The rise in oil prices during the past several months has been a boon to many petroleum exploration and production companies, but, despite of the price rise, many remain cautious in their spending. There is uncertainty about where the market may go in the months ahead.
The high price of energy has led to some stunning figures for many of the companies who supply the world's energy. Petroleum production companies in Houston and elsewhere are reporting record profits, with ExxonMobil corporation leading the way. The company's 2003 earnings of $21.5 billion may be the largest profit ever earned by any corporation.
Yet, ExxonMobil plans to spend no more this year on exploration and production than it did last year - about $12 billion.
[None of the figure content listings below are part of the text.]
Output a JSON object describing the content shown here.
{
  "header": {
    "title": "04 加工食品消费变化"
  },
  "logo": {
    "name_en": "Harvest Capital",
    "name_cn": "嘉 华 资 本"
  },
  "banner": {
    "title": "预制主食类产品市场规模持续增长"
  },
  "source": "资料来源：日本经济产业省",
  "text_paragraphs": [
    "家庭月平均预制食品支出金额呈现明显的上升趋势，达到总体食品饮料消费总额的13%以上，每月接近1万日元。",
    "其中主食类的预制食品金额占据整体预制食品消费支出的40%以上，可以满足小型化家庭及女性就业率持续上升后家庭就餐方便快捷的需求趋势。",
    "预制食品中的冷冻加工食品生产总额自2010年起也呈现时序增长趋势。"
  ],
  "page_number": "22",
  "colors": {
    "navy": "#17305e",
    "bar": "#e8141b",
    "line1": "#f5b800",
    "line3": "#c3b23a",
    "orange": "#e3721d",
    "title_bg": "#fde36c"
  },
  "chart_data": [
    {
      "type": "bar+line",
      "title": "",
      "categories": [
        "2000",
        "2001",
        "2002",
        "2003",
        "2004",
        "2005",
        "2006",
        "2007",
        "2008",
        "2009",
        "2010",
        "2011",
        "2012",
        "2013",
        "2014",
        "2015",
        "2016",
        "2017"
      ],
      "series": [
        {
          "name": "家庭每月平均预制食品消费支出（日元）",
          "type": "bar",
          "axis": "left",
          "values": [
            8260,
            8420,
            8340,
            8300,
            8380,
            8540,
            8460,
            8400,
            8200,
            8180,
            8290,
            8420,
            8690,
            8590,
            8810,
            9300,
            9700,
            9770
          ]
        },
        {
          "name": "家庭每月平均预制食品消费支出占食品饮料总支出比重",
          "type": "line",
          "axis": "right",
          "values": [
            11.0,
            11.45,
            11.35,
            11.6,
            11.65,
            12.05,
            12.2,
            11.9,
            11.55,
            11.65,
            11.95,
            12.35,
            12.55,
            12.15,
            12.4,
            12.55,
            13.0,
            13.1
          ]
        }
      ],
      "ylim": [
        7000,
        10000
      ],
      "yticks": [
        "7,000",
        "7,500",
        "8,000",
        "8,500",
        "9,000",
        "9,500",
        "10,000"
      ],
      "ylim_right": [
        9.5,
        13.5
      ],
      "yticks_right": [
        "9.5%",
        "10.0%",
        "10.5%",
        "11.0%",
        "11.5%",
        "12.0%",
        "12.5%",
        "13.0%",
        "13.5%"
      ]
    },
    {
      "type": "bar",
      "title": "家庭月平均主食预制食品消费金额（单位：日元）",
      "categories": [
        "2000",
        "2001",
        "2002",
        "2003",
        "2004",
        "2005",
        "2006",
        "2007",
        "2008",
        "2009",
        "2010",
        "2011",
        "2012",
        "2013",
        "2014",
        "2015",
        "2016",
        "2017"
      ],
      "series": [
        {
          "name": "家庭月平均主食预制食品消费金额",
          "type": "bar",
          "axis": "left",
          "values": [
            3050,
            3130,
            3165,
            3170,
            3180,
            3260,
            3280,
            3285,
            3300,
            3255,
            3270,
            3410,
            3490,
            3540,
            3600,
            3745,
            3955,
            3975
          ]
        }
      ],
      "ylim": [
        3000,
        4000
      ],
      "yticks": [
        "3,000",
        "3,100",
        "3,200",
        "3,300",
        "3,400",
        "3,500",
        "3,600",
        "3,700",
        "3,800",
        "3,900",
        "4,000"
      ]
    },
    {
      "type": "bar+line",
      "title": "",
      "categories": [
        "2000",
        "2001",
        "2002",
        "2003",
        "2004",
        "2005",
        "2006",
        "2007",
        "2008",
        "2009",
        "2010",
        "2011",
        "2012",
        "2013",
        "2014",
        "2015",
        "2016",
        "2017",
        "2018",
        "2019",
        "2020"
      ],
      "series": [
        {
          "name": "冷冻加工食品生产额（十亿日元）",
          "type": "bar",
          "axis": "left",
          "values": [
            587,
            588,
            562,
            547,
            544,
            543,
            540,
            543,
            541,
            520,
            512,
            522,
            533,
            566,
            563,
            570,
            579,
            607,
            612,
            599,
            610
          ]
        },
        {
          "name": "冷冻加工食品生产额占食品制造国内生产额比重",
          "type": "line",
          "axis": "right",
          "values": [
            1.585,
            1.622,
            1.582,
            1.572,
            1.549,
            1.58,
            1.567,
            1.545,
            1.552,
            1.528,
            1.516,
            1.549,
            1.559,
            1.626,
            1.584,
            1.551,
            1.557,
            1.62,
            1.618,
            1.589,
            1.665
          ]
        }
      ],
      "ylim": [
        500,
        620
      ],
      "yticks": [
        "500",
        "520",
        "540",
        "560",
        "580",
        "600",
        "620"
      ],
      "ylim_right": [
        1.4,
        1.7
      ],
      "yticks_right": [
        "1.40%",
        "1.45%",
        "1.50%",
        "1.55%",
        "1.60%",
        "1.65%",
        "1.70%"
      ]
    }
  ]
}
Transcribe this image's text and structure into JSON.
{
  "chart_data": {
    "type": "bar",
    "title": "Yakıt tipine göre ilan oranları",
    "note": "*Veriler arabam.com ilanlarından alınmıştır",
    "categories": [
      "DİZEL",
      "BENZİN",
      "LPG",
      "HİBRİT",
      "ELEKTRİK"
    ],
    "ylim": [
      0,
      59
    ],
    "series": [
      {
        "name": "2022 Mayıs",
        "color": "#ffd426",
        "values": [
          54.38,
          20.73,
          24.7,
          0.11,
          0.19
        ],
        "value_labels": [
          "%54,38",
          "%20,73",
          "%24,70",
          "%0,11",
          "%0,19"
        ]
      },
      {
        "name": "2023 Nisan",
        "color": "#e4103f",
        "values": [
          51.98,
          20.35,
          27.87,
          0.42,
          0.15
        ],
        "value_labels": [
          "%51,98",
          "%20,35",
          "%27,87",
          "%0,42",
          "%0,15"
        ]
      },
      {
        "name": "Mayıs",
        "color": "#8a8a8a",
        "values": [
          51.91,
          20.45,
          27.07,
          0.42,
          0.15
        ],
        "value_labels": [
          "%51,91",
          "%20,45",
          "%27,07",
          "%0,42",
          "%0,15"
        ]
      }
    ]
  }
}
Many other large companies are taking a similar, cautious approach, using their big profits to pay down debt, make acquisitions, buy back shares or increase dividends.
Tony Lantini, a spokesman for Houston-based Apache Corporation, says some companies are being cautious now because of experience during past periods of high prices, followed by deep slumps.
"They have learned from some of the past boom-and-bust cycles, where they follow the price up," he said. "And the service costs and rig costs tend to go up as well to unsustainable levels. Then they get in a situation where prices start to come off their highs and then a lot of companies that may have been a little imprudent get into trouble."
Mr. Lantini says his own company, Apache, tries not to follow the general trends and takes a more aggressive approach. He says the company's board of directors is currently studying the situation and may, in fact, spend a greater percentage of its profits on exploration and production than other companies are doing.
"At Apache, we tend to be somewhat contrarian," said Mr. Lantini. "We look at a lot of things going on in the world like the economic situation, global stability, energy prices, and we will make some decisions trying to be ahead of the curve."
Apache Corporation nearly doubled its profits last year to $1.1 billion. Being a smaller company does provide some flexibility, but it also entails risk. The company plans to increase operations in Canada and the Middle East this year.
Meanwhile, oil service companies say they are seeing modest growth in their business. The companies that operate and maintain rigs in various parts of the world say they expect to see more demand for their services in the second half of this year as production companies expand operations.